1. The scarf which your majesty wears

The story of the Wingfields at Powerscourt begins with a grant of lands in north Wicklow to Sir Richard Wingfield (1550 – 1634) by Queen Elizabeth I in 1603. Richard was an army officer and adventurer from Sussex who arrived in Ireland during the Tudor conquest, soon after Elizabeth took the throne. He was the nephew of Sir William Fitzwilliam who probably arranged to have him come to Ireland. As well as soldiering on the continent, Richard was involved in the Nine Years’ War in Armagh fighting against the Earl of Tyrone’s Irish forces in 1594. After an injury, he returned to England, where family legend records that Queen Elizabeth, wishing to reward her “faithful and beloved soldier” for his soldiering, asked Sir Richard what he would like as a reward. He replied that “the scarf which Your Majesty wears will be sufficient reward for me.” The portrait of Richard shows him wearing the scarf, but of course, he would soon get a lot more.

Queen Elizabeth, ca 1596, by  by Nicholas Hilliard

Queen Elizabeth, ca 1596, by by Nicholas Hilliard

Sir Richard returned to Ireland in 1600, when he was appointed Knight Marshal of the military forces in Ireland. This led to his return to Ulster in that year, and to Kinsale the following year where he was involved in the defeat of the Irish forces at the Battle of Kinsale. Along with Lord Mountjoy, he was an English signatory on the Articles of Surrender of the Spanish forces at Kinsale.

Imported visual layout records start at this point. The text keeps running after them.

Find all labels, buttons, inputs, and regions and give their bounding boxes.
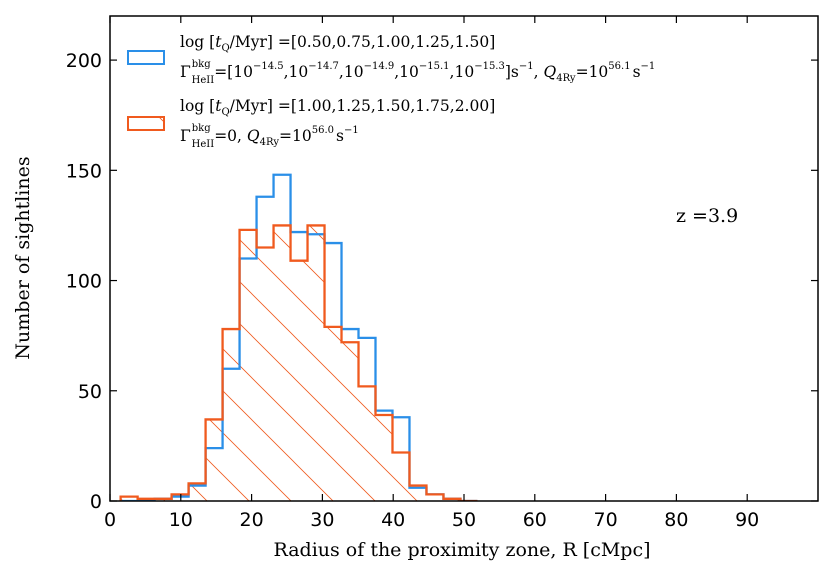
- legend-blue-q-sub: 4Ry: [556, 73, 576, 84]
- legend-blue-q: Q: [543, 63, 556, 81]
- legend-orange-myr: /Myr: [230, 97, 268, 115]
- legend-orange-q: Q: [247, 127, 260, 145]
- orange-histogram-series: [119, 224, 478, 501]
- legend-orange-gamma-sup: bkg: [192, 123, 211, 134]
- legend-blue-q-unit-exp: −1: [641, 61, 656, 72]
- y-axis-label: Number of sightlines: [12, 156, 34, 359]
- legend-orange-gamma: Γ: [180, 127, 191, 145]
- x-tick-label: 20: [240, 509, 264, 531]
- legend-blue-t: t: [215, 33, 222, 51]
- x-axis-label: Radius of the proximity zone, R [cMpc]: [273, 539, 650, 561]
- x-tick-label: 0: [104, 509, 116, 531]
- legend-orange-gamma-eq: =0,: [214, 127, 242, 145]
- legend-blue-myr: /Myr: [230, 33, 268, 51]
- legend-blue-q-unit: s: [633, 63, 641, 81]
- legend-orange-q-eq: =10: [279, 127, 312, 145]
- legend-blue-exp1: −14.5: [253, 61, 284, 72]
- x-tick-label: 60: [523, 509, 547, 531]
- legend-orange-q-unit: s: [336, 127, 344, 145]
- legend-blue-gamma-sup: bkg: [192, 59, 211, 70]
- legend-orange-q-unit-exp: −1: [344, 125, 359, 136]
- legend-blue-exp2: −14.7: [308, 61, 339, 72]
- legend-orange-t-sub: Q: [221, 107, 229, 118]
- legend-blue-exp5: −15.3: [474, 61, 505, 72]
- legend-blue-unit-exp: −1: [519, 61, 534, 72]
- legend-blue-gamma-sub: HeII: [192, 75, 215, 86]
- legend-entry-orange: log [tQ/Myr] =[1.00,1.25,1.50,1.75,2.00]…: [127, 97, 495, 150]
- legend-blue-tq-values: =[0.50,0.75,1.00,1.25,1.50]: [278, 33, 495, 51]
- y-tick-label: 150: [66, 160, 102, 182]
- y-tick-label: 50: [78, 381, 102, 403]
- legend-orange-t: t: [215, 97, 222, 115]
- x-tick-label: 80: [664, 509, 688, 531]
- legend-blue-exp3: −14.9: [364, 61, 395, 72]
- legend-blue-q-exp: 56.1: [608, 61, 630, 72]
- legend-entry-blue: log [tQ/Myr] =[0.50,0.75,1.00,1.25,1.50]…: [127, 33, 655, 86]
- legend-blue-t-sub: Q: [221, 43, 229, 54]
- legend-blue-gamma: Γ: [180, 63, 191, 81]
- svg-text:log [tQ/Myr] =[1.00,1.2: log [tQ/Myr] =[1.00,1.25,1.50,1.75,2.00]: [180, 97, 495, 118]
- orange-hatch-fill: [120, 225, 478, 501]
- x-tick-label: 40: [381, 509, 405, 531]
- y-tick-label: 200: [66, 50, 102, 72]
- legend-blue-gamma-eq: =[10: [214, 63, 253, 81]
- x-tick-label: 10: [169, 509, 193, 531]
- legend-orange-q-sub: 4Ry: [260, 137, 280, 148]
- legend-blue-exp4: −15.1: [419, 61, 450, 72]
- legend-orange-gamma-sub: HeII: [192, 139, 215, 150]
- x-tick-label: 70: [594, 509, 618, 531]
- legend-orange-log: log: [180, 97, 204, 115]
- y-tick-label: 100: [66, 271, 102, 293]
- legend-blue-log: log: [180, 33, 204, 51]
- x-tick-label: 30: [310, 509, 334, 531]
- legend-swatch-orange: [127, 116, 165, 131]
- legend-orange-q-exp: 56.0: [312, 125, 334, 136]
- legend-orange-tq-values: =[1.00,1.25,1.50,1.75,2.00]: [278, 97, 495, 115]
- svg-text:log [tQ/Myr] =[0.50,0.7: log [tQ/Myr] =[0.50,0.75,1.00,1.25,1.50]: [180, 33, 495, 54]
- legend-swatch-blue: [127, 50, 165, 65]
- x-tick-label: 90: [735, 509, 759, 531]
- legend-blue-unit: ]s: [505, 63, 519, 81]
- redshift-annotation: z =3.9: [676, 205, 738, 227]
- y-tick-label: 0: [90, 491, 102, 513]
- x-tick-label: 50: [452, 509, 476, 531]
- legend-blue-q-eq: =10: [576, 63, 609, 81]
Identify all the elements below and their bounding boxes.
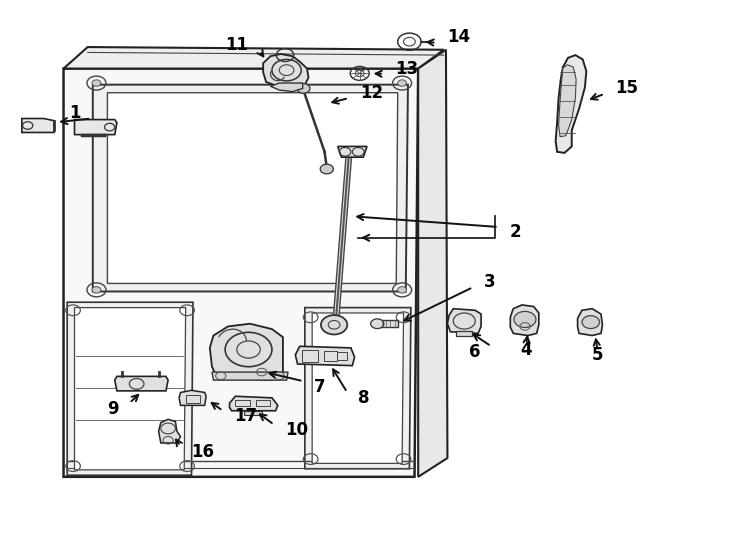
Polygon shape: [68, 302, 193, 475]
Circle shape: [582, 316, 600, 328]
Text: 11: 11: [225, 36, 249, 55]
Circle shape: [371, 319, 384, 328]
Text: 8: 8: [358, 389, 370, 407]
Circle shape: [92, 287, 101, 293]
Polygon shape: [22, 118, 54, 132]
Circle shape: [297, 84, 310, 93]
Bar: [337, 352, 347, 360]
Polygon shape: [115, 376, 168, 391]
Text: 5: 5: [592, 346, 603, 364]
Text: 7: 7: [314, 377, 326, 396]
Bar: [324, 351, 337, 361]
Polygon shape: [559, 65, 576, 137]
Bar: [236, 400, 250, 407]
Polygon shape: [107, 93, 398, 284]
Polygon shape: [448, 309, 481, 333]
Text: 14: 14: [448, 29, 470, 46]
Polygon shape: [75, 308, 186, 470]
Bar: [244, 411, 262, 415]
Circle shape: [321, 315, 347, 334]
Polygon shape: [312, 313, 404, 463]
Circle shape: [398, 287, 407, 293]
Polygon shape: [75, 119, 117, 134]
Polygon shape: [418, 50, 448, 477]
Text: 1: 1: [69, 104, 80, 122]
Bar: [457, 331, 472, 335]
Text: 6: 6: [469, 343, 480, 361]
Text: 9: 9: [106, 400, 118, 417]
Polygon shape: [64, 47, 444, 69]
Circle shape: [92, 80, 101, 86]
Polygon shape: [556, 55, 586, 153]
Text: 16: 16: [192, 443, 214, 461]
Text: 12: 12: [360, 84, 383, 102]
Circle shape: [320, 164, 333, 174]
Polygon shape: [270, 83, 302, 92]
Polygon shape: [179, 390, 206, 406]
Circle shape: [514, 312, 536, 327]
Bar: [377, 321, 398, 327]
Text: 2: 2: [509, 224, 521, 241]
Polygon shape: [295, 346, 355, 366]
Bar: [302, 350, 318, 362]
Bar: [256, 400, 270, 407]
Polygon shape: [210, 323, 283, 380]
Polygon shape: [230, 396, 277, 411]
Bar: [186, 395, 200, 403]
Polygon shape: [212, 372, 288, 380]
Polygon shape: [510, 305, 539, 335]
Polygon shape: [305, 308, 411, 469]
Circle shape: [398, 80, 407, 86]
Text: 17: 17: [234, 407, 257, 425]
Polygon shape: [64, 69, 418, 477]
Text: 13: 13: [395, 59, 418, 78]
Polygon shape: [159, 420, 181, 443]
Text: 4: 4: [520, 341, 532, 359]
Text: 15: 15: [616, 79, 639, 97]
Text: 3: 3: [484, 273, 495, 291]
Text: 10: 10: [285, 421, 308, 439]
Polygon shape: [264, 54, 308, 87]
Polygon shape: [578, 309, 603, 335]
Polygon shape: [338, 146, 367, 157]
Polygon shape: [92, 85, 408, 292]
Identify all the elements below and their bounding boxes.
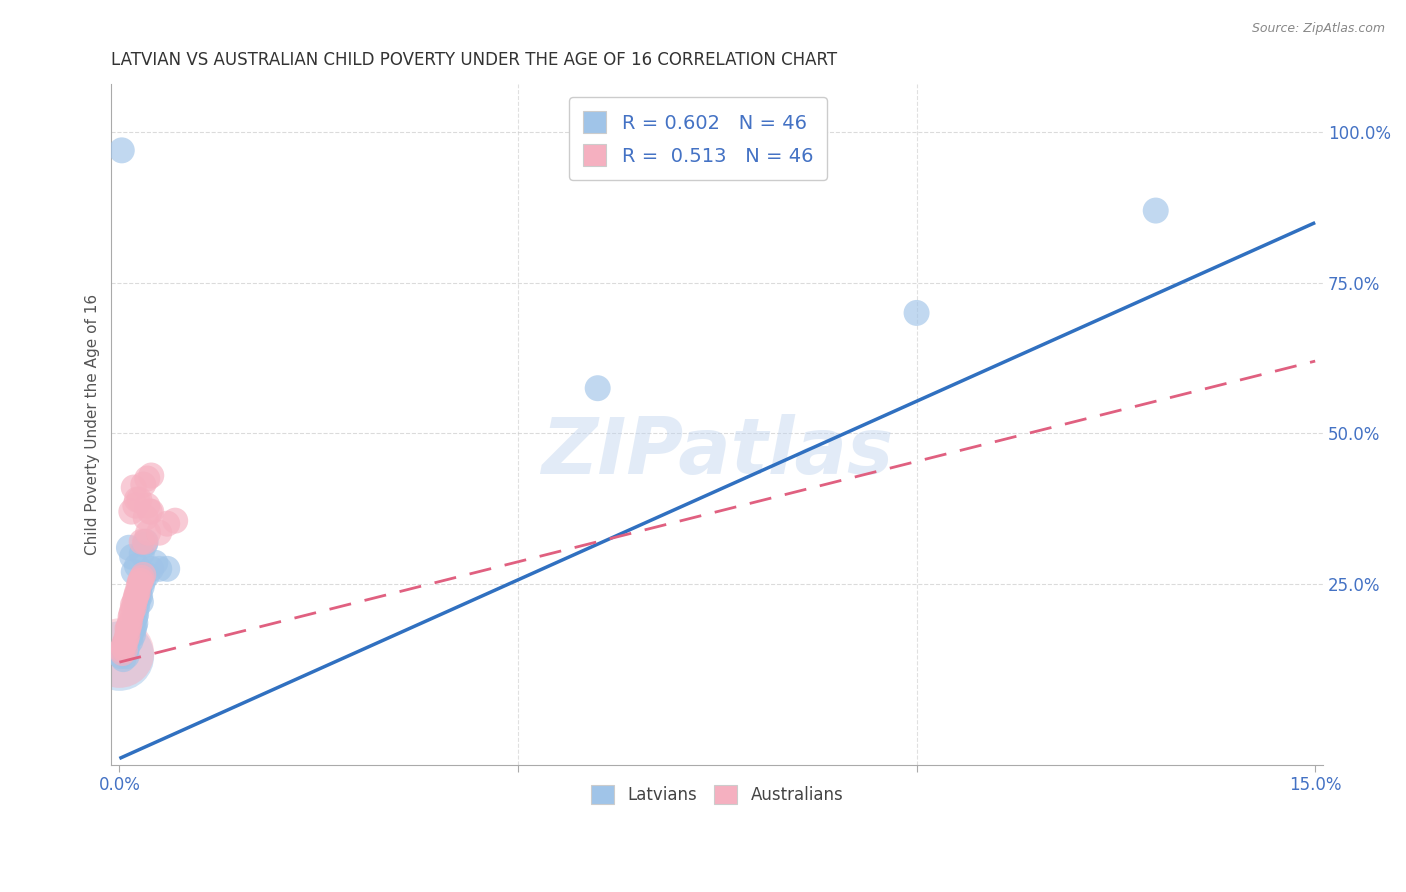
Point [141, 468, 163, 483]
Point [122, 622, 145, 636]
Point [165, 514, 187, 528]
Legend: Latvians, Australians: Latvians, Australians [581, 775, 853, 814]
Point [125, 558, 148, 573]
Point [122, 628, 145, 642]
Point [127, 586, 149, 600]
Y-axis label: Child Poverty Under the Age of 16: Child Poverty Under the Age of 16 [86, 293, 100, 555]
Text: Source: ZipAtlas.com: Source: ZipAtlas.com [1251, 22, 1385, 36]
Point [586, 381, 609, 395]
Point [122, 601, 145, 615]
Point [125, 586, 148, 600]
Text: LATVIAN VS AUSTRALIAN CHILD POVERTY UNDER THE AGE OF 16 CORRELATION CHART: LATVIAN VS AUSTRALIAN CHILD POVERTY UNDE… [111, 51, 838, 69]
Point [117, 640, 139, 654]
Point [121, 622, 143, 636]
Point [124, 619, 146, 633]
Point [138, 505, 160, 519]
Point [148, 525, 170, 540]
Point [115, 649, 138, 664]
Point [132, 477, 155, 491]
Point [108, 649, 131, 664]
Point [129, 595, 152, 609]
Point [118, 615, 141, 630]
Point [117, 628, 139, 642]
Point [125, 601, 148, 615]
Point [141, 505, 163, 519]
Point [114, 634, 136, 648]
Point [134, 534, 156, 549]
Point [114, 637, 136, 651]
Point [124, 615, 146, 630]
Point [131, 547, 153, 561]
Point [124, 610, 146, 624]
Point [118, 631, 141, 645]
Point [111, 643, 134, 657]
Point [110, 649, 132, 664]
Point [111, 646, 134, 660]
Point [115, 631, 138, 645]
Point [136, 471, 159, 485]
Point [129, 589, 152, 603]
Point [117, 634, 139, 648]
Point [124, 591, 146, 606]
Point [111, 144, 134, 158]
Point [122, 598, 145, 612]
Text: ZIPatlas: ZIPatlas [541, 414, 893, 490]
Point [136, 525, 159, 540]
Point [128, 577, 150, 591]
Point [112, 637, 135, 651]
Point [124, 499, 146, 513]
Point [125, 607, 148, 621]
Point [111, 646, 134, 660]
Point [156, 516, 179, 531]
Point [128, 589, 150, 603]
Point [131, 534, 153, 549]
Point [112, 640, 135, 654]
Point [131, 571, 153, 585]
Point [118, 619, 141, 633]
Point [134, 538, 156, 552]
Point [118, 628, 141, 642]
Point [118, 541, 141, 555]
Point [132, 574, 155, 588]
Point [121, 604, 143, 618]
Point [120, 607, 142, 621]
Point [114, 643, 136, 657]
Point [141, 562, 163, 576]
Point [117, 622, 139, 636]
Point [131, 580, 153, 594]
Point [112, 640, 135, 654]
Point [117, 622, 139, 636]
Point [905, 306, 928, 320]
Point [148, 562, 170, 576]
Point [156, 562, 179, 576]
Point [111, 643, 134, 657]
Point [121, 549, 143, 564]
Point [136, 567, 159, 582]
Point [120, 634, 142, 648]
Point [122, 481, 145, 495]
Point [135, 534, 157, 549]
Point [127, 595, 149, 609]
Point [114, 643, 136, 657]
Point [132, 567, 155, 582]
Point [108, 646, 131, 660]
Point [1144, 203, 1167, 218]
Point [128, 580, 150, 594]
Point [129, 574, 152, 588]
Point [120, 610, 142, 624]
Point [124, 595, 146, 609]
Point [136, 499, 159, 513]
Point [125, 589, 148, 603]
Point [120, 505, 142, 519]
Point [135, 510, 157, 524]
Point [128, 492, 150, 507]
Point [112, 652, 135, 666]
Point [122, 565, 145, 579]
Point [128, 582, 150, 597]
Point [117, 631, 139, 645]
Point [129, 574, 152, 588]
Point [143, 556, 166, 570]
Point [125, 492, 148, 507]
Point [120, 625, 142, 640]
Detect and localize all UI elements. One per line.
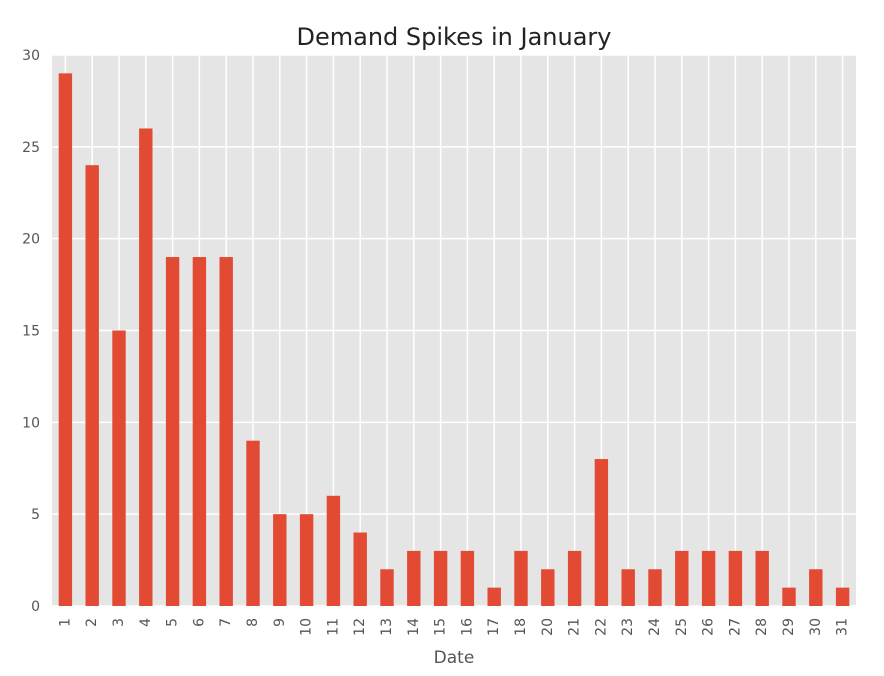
bar-1 [58,73,73,606]
y-tick-label: 20 [22,232,40,248]
x-tick-label: 22 [593,618,609,636]
x-tick-label: 17 [486,618,502,636]
x-tick-label: 21 [567,618,583,636]
x-tick-label: 14 [406,618,422,636]
x-tick-label: 8 [245,618,261,627]
x-tick-label: 15 [433,618,449,636]
bar-21 [567,550,582,606]
x-tick-label: 3 [111,618,127,627]
x-tick-label: 10 [299,618,315,636]
y-tick-label: 15 [22,324,40,340]
bar-24 [648,569,662,606]
x-tick-label: 18 [513,618,529,636]
bar-22 [594,459,609,606]
x-tick-label: 2 [84,618,100,627]
bar-4 [139,128,153,606]
bar-26 [701,550,716,606]
bar-30 [809,569,823,606]
bar-25 [675,550,689,606]
x-tick-label: 28 [754,618,770,636]
x-tick-label: 20 [540,618,556,636]
bar-29 [782,587,796,606]
bar-16 [460,550,475,606]
x-tick-label: 6 [191,618,207,627]
bar-5 [165,257,180,606]
x-tick-label: 29 [781,618,797,636]
y-tick-label: 25 [22,140,40,156]
x-tick-label: 5 [165,618,181,627]
bars [58,73,850,606]
x-tick-label: 16 [459,618,475,636]
x-tick-label: 24 [647,618,663,636]
x-axis-label: Date [434,648,475,668]
bar-9 [273,514,287,606]
bar-2 [85,165,99,606]
x-tick-label: 7 [218,618,234,627]
y-tick-label: 10 [22,415,40,431]
x-tick-label: 26 [701,618,717,636]
bar-11 [326,495,341,606]
bar-15 [433,550,448,606]
x-tick-label: 11 [325,618,341,636]
bar-10 [299,514,314,606]
bar-13 [380,569,394,606]
bar-20 [541,569,555,606]
x-tick-label: 25 [674,618,690,636]
x-tick-label: 13 [379,618,395,636]
x-tick-label: 1 [57,618,73,627]
y-tick-label: 0 [31,599,40,615]
y-tick-labels: 0 5 10 15 20 25 30 [22,48,40,615]
x-tick-label: 4 [138,618,154,627]
bar-6 [192,257,207,606]
y-tick-label: 5 [31,507,40,523]
x-tick-label: 27 [727,618,743,636]
bar-17 [487,587,501,606]
bar-12 [353,532,367,606]
bar-8 [246,440,260,606]
bar-27 [728,550,743,606]
bar-7 [219,257,233,606]
x-tick-label: 12 [352,618,368,636]
bar-28 [755,550,769,606]
bar-23 [621,569,635,606]
y-tick-label: 30 [22,48,40,64]
bar-18 [514,550,528,606]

After the defeat at Kinsale, the Tudor conquest progressed and the plantations of Ulster and elsewhere began. Richard applied for a grant of the territory known as Fercullen, a parcel of land about 30 square miles south of Dublin. It was of strategic importance as it formed a natural barrier between the Wicklow mountains and Dublin. For a period in the sixteenth century, Brian O’Toole was instated by Henry VIII in 1546 to hold the lands at Powerscourt in his “Surrender and Re-grant” policy of settlement. He was succeed by Phelim in 1549. However, the next 50 years saw a surge in rebellious activities, and Garrett O’Toole, was involved in an uprising in 1581, and having been captured at Glencree was beheaded. When Phelim finally died in 1603, an Inquisition at Kilmainham Gaol on 1st October 1603 found that his grandson Tirlagh had by the activities of his father forfeited the terms of their agreement, and hence no longer had the possession of Powerscourt.

Queen Elizabeth died later that year. Richard continued to display military prowess, including the defeat of the O’Doghertys at Derry in an Ulster rebellion against plantation in May 1608. The following year, James I confirmed the monarchy’s support of Wingfield by granting him the lands at Fercullen forever. The original grant stated:

“the manor of Powerscourt, containing one ruinous castle… and all lands in the whole countrie of Fercullen conteininge in itself 5 miles in leinth and 4 in bredth, for the most part mountaine and stonie… to hold for 21 years at a rent of £6 Ierishe”.

The area (as well as the manor) became known as Powerscourt, and the parish that formed there took this name. The name Powerscourt probably derives from an earlier ownership of the Le Poer family, with Le Poer’s Court becoming Powerscourt. The “court” suggests there was a castle on the site, and as the Wingfield grant indicates, there was a ruined castle in 1609.

Sir Richard Wingfield, perhaps by Cornelius Janssen

Sir Richard Wingfield, perhaps by Cornelius Janssen

By now Richard was a senior figure in the Irish administration, and heavily involved in the plantation of Ulster. He was granted 2,000 acres in Dungannon, Co. Tyrone in 1610 (the Benburb Estate) and in 1613, he was granted lands at Wexford, along the border with Wicklow, named the Manor of Wingfield, where he was also involved in administering plantations. The Tyrone and Wexford estates remained in the family until the Land Acts of the 1880s.

In 1618, aged about 68, Richard was elevated to the Peerage of Ireland as Viscount Powerscourt. This cost him a considerable fee (2,000 pounds) which surprised some given that he did not have a direct heir, and thus the title would become extinct on his death. Perhaps it was the final achievement for the man who had everything.

After his death in 1635, the title expired as Richard and his wife, Frances Cromwell, had no children of their own. The lands and wealth he had accumulated over his lifetime passed to his cousin, Sir Edward Wingfield of Carnew, who married Anne Cromwell, a daughter of Sir Richard’s wife from her first marriage.